AA: As we look forward to the rest of the year, do you have any thoughts on safety at Bechtel as we continue working through 2021?

ES&H IN 2021

Further operationalize revised core processes in collaboration with GBU and project teams

JP: I'd say there's two main thoughts I'd like to touch on. Kind of rebranding of our ES&H program with the core processes that we had revised and recently published. And really that the next step is how to make that real for people and projects and for execution offices. So I think that you know the rest of this year the corporate group working with the GBU ES&H managers. We're going to spend the rest of this year building out the tools and resources that support our new written program, if you will. You know, so we're trying to standardize some of the ways that ES&H is executed within all the GBU's and projects so they can be even more similarity from place to place on how ES&H components are executed, whether it's safety leadership workshops, supervisor orientation, you know how the craft based leadership team conducts themselves, their meetings, their observations, you know we want to bring a little bit more standardization, and so really, the big goal is a collaboration between corporate and the GBU to make things even more standardized within Bechtel. So, everybody gets the same experience as they go from GBU to GBU and project to project in the space of environmental safety and health.

Focus on mental health

I’d say the second, the second biggest challenge that we really need to look after for 2021 is to raise the profile of mental health within the company. You know, mental health issues are prevalent within construction industry and even the World Health Organization is now reporting that depression is like the leading cause of disability worldwide. You know, it's a tough, tough industry that we're in with tough people, and there's real people suffering real things and I think from a from a company perspective, we have an obligation to be able to help people that are in distress and help them recognize the signs and symptoms of issues.
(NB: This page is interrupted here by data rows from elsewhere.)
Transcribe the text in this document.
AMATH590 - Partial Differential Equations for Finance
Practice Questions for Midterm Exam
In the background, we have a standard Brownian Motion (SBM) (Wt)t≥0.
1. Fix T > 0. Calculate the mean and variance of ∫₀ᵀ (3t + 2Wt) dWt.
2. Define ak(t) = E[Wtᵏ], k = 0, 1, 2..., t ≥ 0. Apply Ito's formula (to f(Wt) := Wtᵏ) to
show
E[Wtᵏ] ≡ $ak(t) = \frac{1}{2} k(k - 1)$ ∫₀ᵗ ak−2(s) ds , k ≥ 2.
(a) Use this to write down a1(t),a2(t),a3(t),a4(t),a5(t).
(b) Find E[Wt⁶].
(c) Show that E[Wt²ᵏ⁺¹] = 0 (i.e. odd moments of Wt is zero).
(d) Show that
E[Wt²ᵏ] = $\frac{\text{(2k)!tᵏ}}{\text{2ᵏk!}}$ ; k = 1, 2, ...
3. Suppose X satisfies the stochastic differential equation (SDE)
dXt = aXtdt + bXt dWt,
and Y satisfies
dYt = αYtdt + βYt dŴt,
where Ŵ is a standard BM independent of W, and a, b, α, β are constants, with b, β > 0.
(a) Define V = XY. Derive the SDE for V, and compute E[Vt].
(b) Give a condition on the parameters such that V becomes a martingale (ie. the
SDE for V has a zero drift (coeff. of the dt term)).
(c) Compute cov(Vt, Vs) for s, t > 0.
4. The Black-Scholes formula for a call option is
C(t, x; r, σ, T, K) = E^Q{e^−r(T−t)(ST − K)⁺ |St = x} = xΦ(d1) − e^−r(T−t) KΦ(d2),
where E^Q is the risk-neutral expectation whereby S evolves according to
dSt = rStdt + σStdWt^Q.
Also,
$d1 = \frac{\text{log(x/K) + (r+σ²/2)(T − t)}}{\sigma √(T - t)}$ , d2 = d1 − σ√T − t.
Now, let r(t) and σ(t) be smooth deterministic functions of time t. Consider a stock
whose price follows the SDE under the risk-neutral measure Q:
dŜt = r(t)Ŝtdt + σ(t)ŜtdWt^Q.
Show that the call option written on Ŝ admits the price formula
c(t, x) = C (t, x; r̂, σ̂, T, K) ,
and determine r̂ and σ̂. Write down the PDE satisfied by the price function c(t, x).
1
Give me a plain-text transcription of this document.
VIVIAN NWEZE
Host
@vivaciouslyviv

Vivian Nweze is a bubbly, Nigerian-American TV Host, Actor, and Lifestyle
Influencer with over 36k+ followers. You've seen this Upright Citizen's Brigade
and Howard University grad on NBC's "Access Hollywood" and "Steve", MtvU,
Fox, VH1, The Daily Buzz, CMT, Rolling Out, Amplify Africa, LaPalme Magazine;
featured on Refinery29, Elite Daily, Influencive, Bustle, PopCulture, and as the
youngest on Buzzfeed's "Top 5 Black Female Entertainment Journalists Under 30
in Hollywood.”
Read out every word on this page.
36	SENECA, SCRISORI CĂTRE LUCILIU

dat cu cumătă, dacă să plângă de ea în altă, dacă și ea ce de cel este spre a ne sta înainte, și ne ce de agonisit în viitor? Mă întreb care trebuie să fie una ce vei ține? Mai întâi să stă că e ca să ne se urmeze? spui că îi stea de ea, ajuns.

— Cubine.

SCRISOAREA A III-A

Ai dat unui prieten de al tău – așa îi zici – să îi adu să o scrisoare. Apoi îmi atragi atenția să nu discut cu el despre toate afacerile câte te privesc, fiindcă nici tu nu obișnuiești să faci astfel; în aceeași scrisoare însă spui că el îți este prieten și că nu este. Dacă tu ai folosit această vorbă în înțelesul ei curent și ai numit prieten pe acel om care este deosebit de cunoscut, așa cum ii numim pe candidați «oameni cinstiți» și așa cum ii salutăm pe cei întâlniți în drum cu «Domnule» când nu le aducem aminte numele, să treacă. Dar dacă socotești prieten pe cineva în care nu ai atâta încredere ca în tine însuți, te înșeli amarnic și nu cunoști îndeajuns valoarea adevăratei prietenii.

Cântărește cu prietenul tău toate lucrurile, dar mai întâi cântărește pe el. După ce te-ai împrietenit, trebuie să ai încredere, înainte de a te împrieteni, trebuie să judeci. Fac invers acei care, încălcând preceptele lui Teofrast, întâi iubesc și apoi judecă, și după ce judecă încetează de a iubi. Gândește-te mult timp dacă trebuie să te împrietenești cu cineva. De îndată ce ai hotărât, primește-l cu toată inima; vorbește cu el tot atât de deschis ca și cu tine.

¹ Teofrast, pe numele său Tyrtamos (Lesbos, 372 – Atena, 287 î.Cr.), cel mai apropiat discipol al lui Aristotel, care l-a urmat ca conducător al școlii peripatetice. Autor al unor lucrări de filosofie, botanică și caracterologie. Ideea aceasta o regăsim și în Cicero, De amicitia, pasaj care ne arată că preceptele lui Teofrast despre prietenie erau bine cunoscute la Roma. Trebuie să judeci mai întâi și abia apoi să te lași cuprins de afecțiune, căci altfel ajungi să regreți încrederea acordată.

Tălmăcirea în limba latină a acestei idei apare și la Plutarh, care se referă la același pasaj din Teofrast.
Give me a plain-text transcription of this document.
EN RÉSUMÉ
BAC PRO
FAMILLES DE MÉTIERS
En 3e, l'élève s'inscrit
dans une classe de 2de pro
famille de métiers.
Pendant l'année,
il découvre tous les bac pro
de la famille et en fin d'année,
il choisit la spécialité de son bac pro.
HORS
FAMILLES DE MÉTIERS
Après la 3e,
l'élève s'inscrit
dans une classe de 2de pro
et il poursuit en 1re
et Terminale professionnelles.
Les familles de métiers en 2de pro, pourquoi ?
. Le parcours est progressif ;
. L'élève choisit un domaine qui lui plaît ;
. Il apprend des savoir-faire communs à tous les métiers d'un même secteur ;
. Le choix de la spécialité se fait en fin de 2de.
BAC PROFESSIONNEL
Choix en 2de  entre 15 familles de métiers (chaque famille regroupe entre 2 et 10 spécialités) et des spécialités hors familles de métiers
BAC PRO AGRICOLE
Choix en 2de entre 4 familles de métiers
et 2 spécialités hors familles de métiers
So, our goal really, for mental health this year, is to raise the profile. As I mentioned, we want to respond to employees who are showing signs of distress and last but not least, we want to have programs and real resources that are readily available. So, you know, building up the program and then mental health really is what I think we're going to focus on for the rest of 2021.


AA: Great look forward into 2021. Thank you so much John for joining today and sharing your insights. Appreciate it.

JP: Thanks Ashley. Thanks for having me.